5 listopada konwojent Toni Musulin zniknął w Lyonie na południu Francji z 11,6 mln euro. Po kilkunastu dniach poszukiwań, mężczyzna w poniedziałek sam oddał się w ręce policji w Monako - poinformowały francuskie władze.
Musulin zniknął kilka chwil po tym jak z lokalnego oddziału Banque de France zabrał worki z pieniędzmi. Jeszcze tego samego dnia, kilka godzin po ucieczce, odnaleziono pusty samochód, do którego mężczyzna załadował pieniądze.
7 listopada na przedmieściach Lyonu w jednym z garaży odnaleziono 9 mln euro pochodzących z kradzieży. Jak się okazało, Musulin wynajął garaż pod fałszywym nazwiskiem.

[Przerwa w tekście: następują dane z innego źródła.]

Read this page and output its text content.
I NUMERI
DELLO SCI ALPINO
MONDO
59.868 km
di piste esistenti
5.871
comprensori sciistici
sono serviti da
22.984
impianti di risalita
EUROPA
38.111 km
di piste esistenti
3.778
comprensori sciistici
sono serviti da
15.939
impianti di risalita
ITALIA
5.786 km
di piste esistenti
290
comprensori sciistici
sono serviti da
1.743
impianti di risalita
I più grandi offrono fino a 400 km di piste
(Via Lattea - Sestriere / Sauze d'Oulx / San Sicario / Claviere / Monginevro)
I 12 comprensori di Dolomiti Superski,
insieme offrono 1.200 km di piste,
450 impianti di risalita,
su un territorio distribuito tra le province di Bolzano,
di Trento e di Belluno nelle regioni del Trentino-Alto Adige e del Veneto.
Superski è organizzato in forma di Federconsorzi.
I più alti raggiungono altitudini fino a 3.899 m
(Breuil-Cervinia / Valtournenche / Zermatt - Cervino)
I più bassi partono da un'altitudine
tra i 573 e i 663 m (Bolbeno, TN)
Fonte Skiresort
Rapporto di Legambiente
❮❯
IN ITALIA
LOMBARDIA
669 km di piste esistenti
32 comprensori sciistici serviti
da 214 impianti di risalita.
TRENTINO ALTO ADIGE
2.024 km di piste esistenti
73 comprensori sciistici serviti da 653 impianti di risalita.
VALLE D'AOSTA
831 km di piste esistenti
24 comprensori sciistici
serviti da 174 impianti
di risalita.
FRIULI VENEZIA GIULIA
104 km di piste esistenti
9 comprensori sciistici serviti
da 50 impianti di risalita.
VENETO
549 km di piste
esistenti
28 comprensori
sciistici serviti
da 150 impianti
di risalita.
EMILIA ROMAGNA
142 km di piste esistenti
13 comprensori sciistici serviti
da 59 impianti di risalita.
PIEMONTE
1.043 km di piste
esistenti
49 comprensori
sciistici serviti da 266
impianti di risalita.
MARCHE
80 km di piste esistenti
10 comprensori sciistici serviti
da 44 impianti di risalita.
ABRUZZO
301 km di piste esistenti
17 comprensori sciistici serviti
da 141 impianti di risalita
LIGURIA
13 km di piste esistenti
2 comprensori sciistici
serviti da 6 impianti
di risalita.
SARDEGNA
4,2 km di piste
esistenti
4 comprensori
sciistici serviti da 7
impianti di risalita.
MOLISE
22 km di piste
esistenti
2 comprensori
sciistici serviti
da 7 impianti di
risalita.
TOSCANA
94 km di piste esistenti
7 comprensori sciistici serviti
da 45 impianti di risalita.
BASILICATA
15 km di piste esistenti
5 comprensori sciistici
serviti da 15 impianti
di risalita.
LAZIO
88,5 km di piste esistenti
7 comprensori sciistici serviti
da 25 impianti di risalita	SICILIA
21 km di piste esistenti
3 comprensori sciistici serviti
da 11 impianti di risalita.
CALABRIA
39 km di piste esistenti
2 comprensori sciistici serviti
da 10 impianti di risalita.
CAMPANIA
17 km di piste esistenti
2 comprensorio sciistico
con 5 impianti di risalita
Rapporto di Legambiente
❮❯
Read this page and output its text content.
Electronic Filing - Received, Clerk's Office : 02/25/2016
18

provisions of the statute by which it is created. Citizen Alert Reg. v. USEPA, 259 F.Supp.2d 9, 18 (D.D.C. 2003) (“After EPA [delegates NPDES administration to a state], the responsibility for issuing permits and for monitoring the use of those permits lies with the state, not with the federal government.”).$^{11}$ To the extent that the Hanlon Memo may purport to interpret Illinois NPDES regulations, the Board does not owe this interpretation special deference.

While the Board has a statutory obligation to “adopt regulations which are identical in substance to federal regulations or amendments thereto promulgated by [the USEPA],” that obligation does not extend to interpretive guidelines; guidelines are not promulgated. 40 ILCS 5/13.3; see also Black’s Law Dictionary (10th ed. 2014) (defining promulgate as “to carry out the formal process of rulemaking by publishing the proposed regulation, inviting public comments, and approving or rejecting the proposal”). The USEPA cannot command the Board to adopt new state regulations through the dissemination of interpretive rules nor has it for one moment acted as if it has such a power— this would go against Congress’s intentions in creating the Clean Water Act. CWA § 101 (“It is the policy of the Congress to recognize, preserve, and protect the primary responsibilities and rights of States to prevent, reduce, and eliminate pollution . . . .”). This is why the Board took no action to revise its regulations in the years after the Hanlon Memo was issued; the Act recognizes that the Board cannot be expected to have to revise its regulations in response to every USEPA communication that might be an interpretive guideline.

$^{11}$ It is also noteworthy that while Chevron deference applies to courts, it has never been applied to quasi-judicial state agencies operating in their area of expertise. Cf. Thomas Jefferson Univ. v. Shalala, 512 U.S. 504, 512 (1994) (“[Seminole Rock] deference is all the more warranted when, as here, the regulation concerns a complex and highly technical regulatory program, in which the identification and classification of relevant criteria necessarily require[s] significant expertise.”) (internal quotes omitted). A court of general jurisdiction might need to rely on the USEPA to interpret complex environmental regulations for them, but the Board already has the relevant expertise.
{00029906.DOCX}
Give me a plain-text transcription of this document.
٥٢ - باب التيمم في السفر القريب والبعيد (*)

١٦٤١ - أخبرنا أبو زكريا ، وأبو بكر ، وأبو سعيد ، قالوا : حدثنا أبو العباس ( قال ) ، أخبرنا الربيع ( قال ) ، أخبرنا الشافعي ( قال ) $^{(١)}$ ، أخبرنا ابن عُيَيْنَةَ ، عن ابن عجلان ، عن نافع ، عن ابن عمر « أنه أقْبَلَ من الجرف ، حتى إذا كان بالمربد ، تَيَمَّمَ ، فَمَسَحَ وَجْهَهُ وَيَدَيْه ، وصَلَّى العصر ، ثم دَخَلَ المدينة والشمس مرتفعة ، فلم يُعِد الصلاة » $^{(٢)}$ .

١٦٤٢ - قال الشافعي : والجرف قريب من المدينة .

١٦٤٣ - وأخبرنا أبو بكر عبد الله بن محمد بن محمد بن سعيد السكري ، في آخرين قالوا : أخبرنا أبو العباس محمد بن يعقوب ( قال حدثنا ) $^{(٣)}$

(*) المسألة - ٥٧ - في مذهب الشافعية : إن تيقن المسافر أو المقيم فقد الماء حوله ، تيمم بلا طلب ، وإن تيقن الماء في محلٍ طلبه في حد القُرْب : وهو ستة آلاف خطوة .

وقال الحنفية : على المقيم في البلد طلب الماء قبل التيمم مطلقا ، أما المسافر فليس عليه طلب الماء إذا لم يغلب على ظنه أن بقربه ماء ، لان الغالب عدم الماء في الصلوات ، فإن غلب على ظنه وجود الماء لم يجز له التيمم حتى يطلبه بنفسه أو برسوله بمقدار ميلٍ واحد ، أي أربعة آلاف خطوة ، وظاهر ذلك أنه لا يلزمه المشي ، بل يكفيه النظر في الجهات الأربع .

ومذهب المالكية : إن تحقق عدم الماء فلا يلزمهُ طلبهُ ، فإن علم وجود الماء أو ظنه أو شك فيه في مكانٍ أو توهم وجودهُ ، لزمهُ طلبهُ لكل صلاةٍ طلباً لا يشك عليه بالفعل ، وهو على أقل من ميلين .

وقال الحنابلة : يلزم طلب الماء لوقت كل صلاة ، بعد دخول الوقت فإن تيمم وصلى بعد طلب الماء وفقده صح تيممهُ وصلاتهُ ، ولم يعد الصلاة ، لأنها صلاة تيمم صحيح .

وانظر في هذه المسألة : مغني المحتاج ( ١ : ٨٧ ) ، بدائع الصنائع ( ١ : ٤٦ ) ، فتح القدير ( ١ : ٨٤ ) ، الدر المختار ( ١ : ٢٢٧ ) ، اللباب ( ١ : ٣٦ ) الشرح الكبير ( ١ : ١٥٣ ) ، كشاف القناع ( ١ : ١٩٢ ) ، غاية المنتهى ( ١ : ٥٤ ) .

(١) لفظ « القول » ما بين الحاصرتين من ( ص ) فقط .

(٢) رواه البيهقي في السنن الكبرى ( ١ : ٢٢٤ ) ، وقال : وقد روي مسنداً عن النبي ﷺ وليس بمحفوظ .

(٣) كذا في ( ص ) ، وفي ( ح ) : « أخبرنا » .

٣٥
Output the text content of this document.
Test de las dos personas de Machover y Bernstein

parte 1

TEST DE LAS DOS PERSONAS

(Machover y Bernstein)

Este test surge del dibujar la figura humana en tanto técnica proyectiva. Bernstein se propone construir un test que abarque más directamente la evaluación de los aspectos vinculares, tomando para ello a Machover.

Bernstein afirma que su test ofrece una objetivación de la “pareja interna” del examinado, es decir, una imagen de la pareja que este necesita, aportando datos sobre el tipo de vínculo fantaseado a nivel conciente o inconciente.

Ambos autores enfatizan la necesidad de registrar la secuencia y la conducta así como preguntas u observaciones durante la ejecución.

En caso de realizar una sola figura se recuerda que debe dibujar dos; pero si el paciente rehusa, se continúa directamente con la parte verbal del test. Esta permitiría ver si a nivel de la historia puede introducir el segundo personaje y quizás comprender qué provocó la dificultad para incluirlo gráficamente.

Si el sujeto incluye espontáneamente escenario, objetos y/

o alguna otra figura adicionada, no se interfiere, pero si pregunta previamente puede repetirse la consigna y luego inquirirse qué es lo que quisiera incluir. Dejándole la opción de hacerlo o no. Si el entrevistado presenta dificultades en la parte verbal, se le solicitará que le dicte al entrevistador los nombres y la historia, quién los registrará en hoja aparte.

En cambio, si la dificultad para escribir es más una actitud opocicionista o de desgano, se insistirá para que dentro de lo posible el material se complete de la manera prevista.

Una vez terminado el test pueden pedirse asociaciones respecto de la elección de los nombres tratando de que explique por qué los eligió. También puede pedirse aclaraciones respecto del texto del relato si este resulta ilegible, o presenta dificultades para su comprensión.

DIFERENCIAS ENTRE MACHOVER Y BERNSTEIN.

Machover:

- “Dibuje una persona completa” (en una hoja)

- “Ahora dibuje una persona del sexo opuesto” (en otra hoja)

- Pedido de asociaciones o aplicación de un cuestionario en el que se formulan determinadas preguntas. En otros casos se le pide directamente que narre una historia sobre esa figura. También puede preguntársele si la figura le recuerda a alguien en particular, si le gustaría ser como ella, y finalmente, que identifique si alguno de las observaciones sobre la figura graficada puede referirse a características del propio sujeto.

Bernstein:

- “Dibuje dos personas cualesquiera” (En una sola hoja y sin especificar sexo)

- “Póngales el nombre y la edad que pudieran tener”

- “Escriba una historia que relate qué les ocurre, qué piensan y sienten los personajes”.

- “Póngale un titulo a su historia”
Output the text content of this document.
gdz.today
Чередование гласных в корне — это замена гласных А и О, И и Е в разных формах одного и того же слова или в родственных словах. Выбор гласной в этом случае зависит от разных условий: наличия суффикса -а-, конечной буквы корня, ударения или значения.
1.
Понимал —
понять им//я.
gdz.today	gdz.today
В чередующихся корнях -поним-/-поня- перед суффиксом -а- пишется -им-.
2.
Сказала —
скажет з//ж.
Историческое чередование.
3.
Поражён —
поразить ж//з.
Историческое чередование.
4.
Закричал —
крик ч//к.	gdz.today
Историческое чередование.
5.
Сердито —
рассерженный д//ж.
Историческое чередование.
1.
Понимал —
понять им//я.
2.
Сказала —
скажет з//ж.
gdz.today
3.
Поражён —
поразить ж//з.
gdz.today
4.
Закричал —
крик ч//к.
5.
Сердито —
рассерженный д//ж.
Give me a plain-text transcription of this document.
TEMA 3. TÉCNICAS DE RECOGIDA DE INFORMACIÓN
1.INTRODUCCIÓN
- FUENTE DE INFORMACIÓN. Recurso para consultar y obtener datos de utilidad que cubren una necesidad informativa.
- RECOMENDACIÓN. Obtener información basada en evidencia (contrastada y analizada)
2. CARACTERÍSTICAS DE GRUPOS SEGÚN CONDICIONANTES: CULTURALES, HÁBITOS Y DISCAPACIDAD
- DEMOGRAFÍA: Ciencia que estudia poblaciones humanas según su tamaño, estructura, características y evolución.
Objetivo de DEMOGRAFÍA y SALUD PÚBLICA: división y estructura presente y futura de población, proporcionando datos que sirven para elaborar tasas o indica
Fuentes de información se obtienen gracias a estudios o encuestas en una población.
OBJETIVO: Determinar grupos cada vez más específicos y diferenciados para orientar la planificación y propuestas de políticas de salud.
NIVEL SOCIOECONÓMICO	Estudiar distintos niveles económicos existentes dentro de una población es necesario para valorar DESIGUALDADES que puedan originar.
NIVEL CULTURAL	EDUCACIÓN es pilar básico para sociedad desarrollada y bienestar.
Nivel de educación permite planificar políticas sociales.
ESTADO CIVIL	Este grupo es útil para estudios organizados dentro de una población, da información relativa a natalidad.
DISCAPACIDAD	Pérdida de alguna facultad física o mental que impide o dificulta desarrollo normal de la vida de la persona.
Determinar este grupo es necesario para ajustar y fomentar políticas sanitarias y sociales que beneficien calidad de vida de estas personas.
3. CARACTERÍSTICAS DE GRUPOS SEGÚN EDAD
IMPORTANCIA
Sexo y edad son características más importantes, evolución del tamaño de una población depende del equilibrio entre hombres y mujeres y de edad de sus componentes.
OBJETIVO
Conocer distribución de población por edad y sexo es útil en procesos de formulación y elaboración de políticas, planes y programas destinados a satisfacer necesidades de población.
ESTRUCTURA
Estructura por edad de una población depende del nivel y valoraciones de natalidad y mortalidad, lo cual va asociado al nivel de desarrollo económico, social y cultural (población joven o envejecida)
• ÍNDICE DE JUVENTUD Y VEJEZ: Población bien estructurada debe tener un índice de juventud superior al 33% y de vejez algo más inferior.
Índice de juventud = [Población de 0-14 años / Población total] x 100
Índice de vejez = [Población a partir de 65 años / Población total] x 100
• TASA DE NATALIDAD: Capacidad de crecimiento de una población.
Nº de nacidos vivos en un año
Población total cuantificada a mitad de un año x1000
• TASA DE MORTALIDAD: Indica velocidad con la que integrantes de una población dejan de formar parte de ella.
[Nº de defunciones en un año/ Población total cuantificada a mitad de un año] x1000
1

Po kilkunastu dniach poszukiwań złodzieja, mężczyzna sam zgłosił się w poniedziałek około godziny 12 na policję. - Wyglądał dość dziwnie. Nadal nie rozumiemy jakie motywy nim kierowały. Nie wiemy nawet czy on zdawał sobie sprawę, że znajduje się w Monako - powiedział jeden z funkcjonariuszy.
Wszystko wskazuje na to, że rabunek był skrupulatnie przez Musulina planowany. Przed kradzieżą mężczyzna wyczyścił swoje konto bankowe, a z jego mieszkania zniknęły wszystkie dokumenty.